Thursday, June 21, 2012

THE NIGHT COMES ON


THE NIGHT COMES ON

The night comes on like a bayonet in the eye of a baby. The mirror shatters. Shards of shining try to get their act together like small Balkan countries practicing their traditional viciousness. And yes, the world is dark, brutal, treacherous and you’re walking skinless through a field of nettles, your heart exposed like an igneous stone to the dead nun weeping in the acid rain. Buried alive in your own avalanche of judgment and delusion, do you hope to send down roots? Poor baby, you think I’m cruel, that when I tell you the diamond is mud, I’m trying to transplant you into some mythic crystal clarity you have not yet attained. Wrong where there is no wrong, because you’re there already. Isn’t it obvious your roots are in the sky; isn’t it perfectly clear that everything is perfectly clear. Don’t talk to me about confusion and chaos and the seven crossroads to nowhere that lie before you like a crippled starfish. I’ve pushed deathcarts in the morning through the back-alleys of Calcutta and evicted squatters from the satin slums of the cemetery. There is no sin or virtue in my seeing, no little coffin of concept waiting at the end of the boat-tour for a corpse.

You’re not innocent; you’re not corrupt. You drink the purple blood of night like everyone else and think it’s a secret. You love the criminal because you think it’s more sublime than intelligence, but you don’t see that you’re only a butterfly in the dragon’s mouth; you don’t understand that ritualizing heresy is not a bridge to the other side, not the crossing of any real taboo. Be absolutely certain, you’re the only firefly in this man’s dark vastness, but you’ve cranked your own ambivalence too long not to go through withdrawal into the deep assurance of the unseen light that wants to befriend you like a small green planet glowing with life. And screw the man who thinks he’s a guru when he says this; burn the mask he wears to his own funeral along with the rest of his tainted marrow. Why cavil?

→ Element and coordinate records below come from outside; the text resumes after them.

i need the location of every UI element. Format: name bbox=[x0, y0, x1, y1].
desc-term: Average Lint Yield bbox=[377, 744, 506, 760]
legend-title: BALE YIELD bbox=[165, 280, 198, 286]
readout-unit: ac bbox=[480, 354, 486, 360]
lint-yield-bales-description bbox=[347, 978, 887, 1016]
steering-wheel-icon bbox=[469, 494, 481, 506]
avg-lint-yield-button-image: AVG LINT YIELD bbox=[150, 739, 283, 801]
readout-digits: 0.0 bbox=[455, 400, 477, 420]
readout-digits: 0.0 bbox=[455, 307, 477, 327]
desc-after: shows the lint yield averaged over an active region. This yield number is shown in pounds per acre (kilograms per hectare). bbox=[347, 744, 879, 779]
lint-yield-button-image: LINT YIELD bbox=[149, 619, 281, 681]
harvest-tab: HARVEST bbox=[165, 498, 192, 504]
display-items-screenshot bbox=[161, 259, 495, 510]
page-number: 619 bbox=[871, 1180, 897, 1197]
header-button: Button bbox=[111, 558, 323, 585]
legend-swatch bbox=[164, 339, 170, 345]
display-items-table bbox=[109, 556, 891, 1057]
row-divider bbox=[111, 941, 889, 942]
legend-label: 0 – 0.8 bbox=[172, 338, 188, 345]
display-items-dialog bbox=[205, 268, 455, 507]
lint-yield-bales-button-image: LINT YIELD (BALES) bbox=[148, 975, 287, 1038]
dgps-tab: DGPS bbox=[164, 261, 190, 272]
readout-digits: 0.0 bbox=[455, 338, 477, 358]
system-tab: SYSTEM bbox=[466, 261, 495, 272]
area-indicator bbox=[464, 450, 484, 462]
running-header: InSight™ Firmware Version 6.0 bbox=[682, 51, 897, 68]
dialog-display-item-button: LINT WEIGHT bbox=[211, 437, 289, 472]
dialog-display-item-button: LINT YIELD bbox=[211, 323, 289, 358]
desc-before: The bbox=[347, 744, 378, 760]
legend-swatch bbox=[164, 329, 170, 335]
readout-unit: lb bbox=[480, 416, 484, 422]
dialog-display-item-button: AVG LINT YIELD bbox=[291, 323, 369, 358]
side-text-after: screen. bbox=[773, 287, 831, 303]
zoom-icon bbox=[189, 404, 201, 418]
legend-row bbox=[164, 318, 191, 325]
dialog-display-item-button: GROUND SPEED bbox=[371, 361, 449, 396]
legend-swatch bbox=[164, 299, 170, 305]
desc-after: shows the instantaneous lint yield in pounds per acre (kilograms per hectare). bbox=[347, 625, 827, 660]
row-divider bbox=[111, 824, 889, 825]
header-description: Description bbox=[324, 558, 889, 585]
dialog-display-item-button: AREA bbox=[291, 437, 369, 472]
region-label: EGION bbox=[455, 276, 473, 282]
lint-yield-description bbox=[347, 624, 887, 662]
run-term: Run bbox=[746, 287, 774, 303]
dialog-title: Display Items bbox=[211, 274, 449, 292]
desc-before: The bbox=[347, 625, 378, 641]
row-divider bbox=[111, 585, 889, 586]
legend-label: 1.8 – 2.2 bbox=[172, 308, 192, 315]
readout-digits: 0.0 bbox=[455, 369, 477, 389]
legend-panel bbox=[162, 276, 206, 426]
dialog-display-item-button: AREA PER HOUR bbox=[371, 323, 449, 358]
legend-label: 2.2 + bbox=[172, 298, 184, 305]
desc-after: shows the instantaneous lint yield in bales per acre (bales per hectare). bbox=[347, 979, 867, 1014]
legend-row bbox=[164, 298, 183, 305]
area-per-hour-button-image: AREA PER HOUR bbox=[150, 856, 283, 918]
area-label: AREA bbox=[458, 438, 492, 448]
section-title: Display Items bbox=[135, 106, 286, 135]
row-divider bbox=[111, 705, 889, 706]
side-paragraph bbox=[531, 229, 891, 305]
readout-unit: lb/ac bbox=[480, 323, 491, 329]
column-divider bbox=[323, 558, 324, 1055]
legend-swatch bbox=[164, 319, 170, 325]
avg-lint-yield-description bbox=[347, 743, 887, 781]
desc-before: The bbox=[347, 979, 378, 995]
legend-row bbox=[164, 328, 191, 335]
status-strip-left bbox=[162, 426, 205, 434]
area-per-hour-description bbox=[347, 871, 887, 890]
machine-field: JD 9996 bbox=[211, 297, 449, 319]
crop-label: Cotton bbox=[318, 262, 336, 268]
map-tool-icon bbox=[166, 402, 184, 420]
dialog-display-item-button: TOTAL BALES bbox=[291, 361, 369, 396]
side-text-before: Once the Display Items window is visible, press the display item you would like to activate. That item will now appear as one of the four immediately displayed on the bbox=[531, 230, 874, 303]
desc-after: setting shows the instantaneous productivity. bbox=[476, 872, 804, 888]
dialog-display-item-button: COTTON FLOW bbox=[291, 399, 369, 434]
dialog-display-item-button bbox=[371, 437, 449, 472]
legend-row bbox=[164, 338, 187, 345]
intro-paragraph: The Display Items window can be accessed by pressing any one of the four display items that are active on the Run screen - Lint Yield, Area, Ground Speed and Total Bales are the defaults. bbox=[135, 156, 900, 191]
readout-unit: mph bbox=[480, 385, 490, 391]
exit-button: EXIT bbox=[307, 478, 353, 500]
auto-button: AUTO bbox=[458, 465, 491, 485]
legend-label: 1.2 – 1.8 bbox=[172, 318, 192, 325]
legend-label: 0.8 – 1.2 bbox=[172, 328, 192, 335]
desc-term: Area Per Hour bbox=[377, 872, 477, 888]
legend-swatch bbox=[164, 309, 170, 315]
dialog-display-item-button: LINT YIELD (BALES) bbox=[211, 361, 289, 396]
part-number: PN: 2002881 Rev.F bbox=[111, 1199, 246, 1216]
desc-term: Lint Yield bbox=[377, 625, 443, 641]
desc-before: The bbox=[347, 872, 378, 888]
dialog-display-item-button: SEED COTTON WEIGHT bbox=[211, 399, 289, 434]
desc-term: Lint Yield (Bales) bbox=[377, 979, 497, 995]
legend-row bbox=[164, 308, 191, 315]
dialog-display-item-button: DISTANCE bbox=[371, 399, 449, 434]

If the thorns think they’re the crown of the rose, should the rose care, disposing of itself petal by petal, sky by sky, like the pages of an over-read book about the dangers of reading? Do you see? The wind shimmers like waves through the tall summer grass; and at night, the stars shine down on everyone alike, ignorant of their own burning legends. Deep within you, there is a hidden moon, a blind pearl, one of the lost ruby eyes of the phoenix who put himself out like a torch in the darkness of your holy waters. Why do you look outside yourself for the world you already are? Hate me if you must, but don’t curse the absence of someone who loves you outside of the net. If I’m cruel, if I’m mean, if I risk the obscenity of human lovelessness to love you; don’t ask me to forgive your hive of killer bees because it’s so painful to get near the honey. I’m not the Titanic and you’re not an ice-berg and the worst of tragedies are those that never happen. Live, if you can, beyond the billboards you call yourself; walk out into the fields of being beyond and see, truly see, what the rest of your life’s been doing while you posed like a freak in a circus tent for three grams a day. Or persist in your shadows like some third generation Nazi who can’t get it up enough to hate with any authority, but, likewise, is too fond of his designer straitjacket to love. What’s the point of using your head for a doorstop when you’re afraid to cross your own thresholds? Why lick the paper-plates for morsels of thought at a garabage-dump and call it a feast of sages? I might be stupid, I might be wrong, I might be the willing dupe of your most cherished delusion, but at least I can see you in a clear heart, your depth and beauty and agony, three flowers growing in a crevice of your well-wall. Haven’t the fish already learned to walk; the birds to swim. Don’t the stars drown, drunk, in you every night, and not one in the morning with a hangover? Go ahead, tattoo hell on your eyelids and pretend you’re awake to the world that’s hanging from the end of your nose. I love your tears when they fall; you’re a steep mountain in spring, the end of an ice-age, a fountain that’s learningto crawl.

But I’m not looking for your tears, and I’m almost as sorry as you that I am who I am under this gravestone in this six-storey cemetery of your fears. Do I die well or do I disappoint your witching wands when you come looking for me like a personalized parking space in the city of the dead? And don’t tell me you’re fragile, you’re young, you’re smudged across your own reflection like lipstick on a junkie’s bathroom mirror. I think too much of you to believe you. Here, here’s a new dagger, a clean knife, stronger metal and a more acute blade than any you’ve got in that soft copper arsenal of yours. I’ll even provide the forge and a blacksmith and the knowledge to fashion your own. Love isn’t love that doesn’t offer its artery to the beloved or complains when it’s being killed. O you who think the world is such a bad place, an ugly face, go ahead and try with your space-razor to separate the moonlight from the water. You want the flower and the fruit but you despise the root. You set fire to your own nerves like fuses and try to convince me it’s the work of mystic terrorists. Who knows; maybe you’re trying to overthrow yourself like a repressive regime and there’s no place in your politics for a firing squad still loyal to the wishes of a raving queen?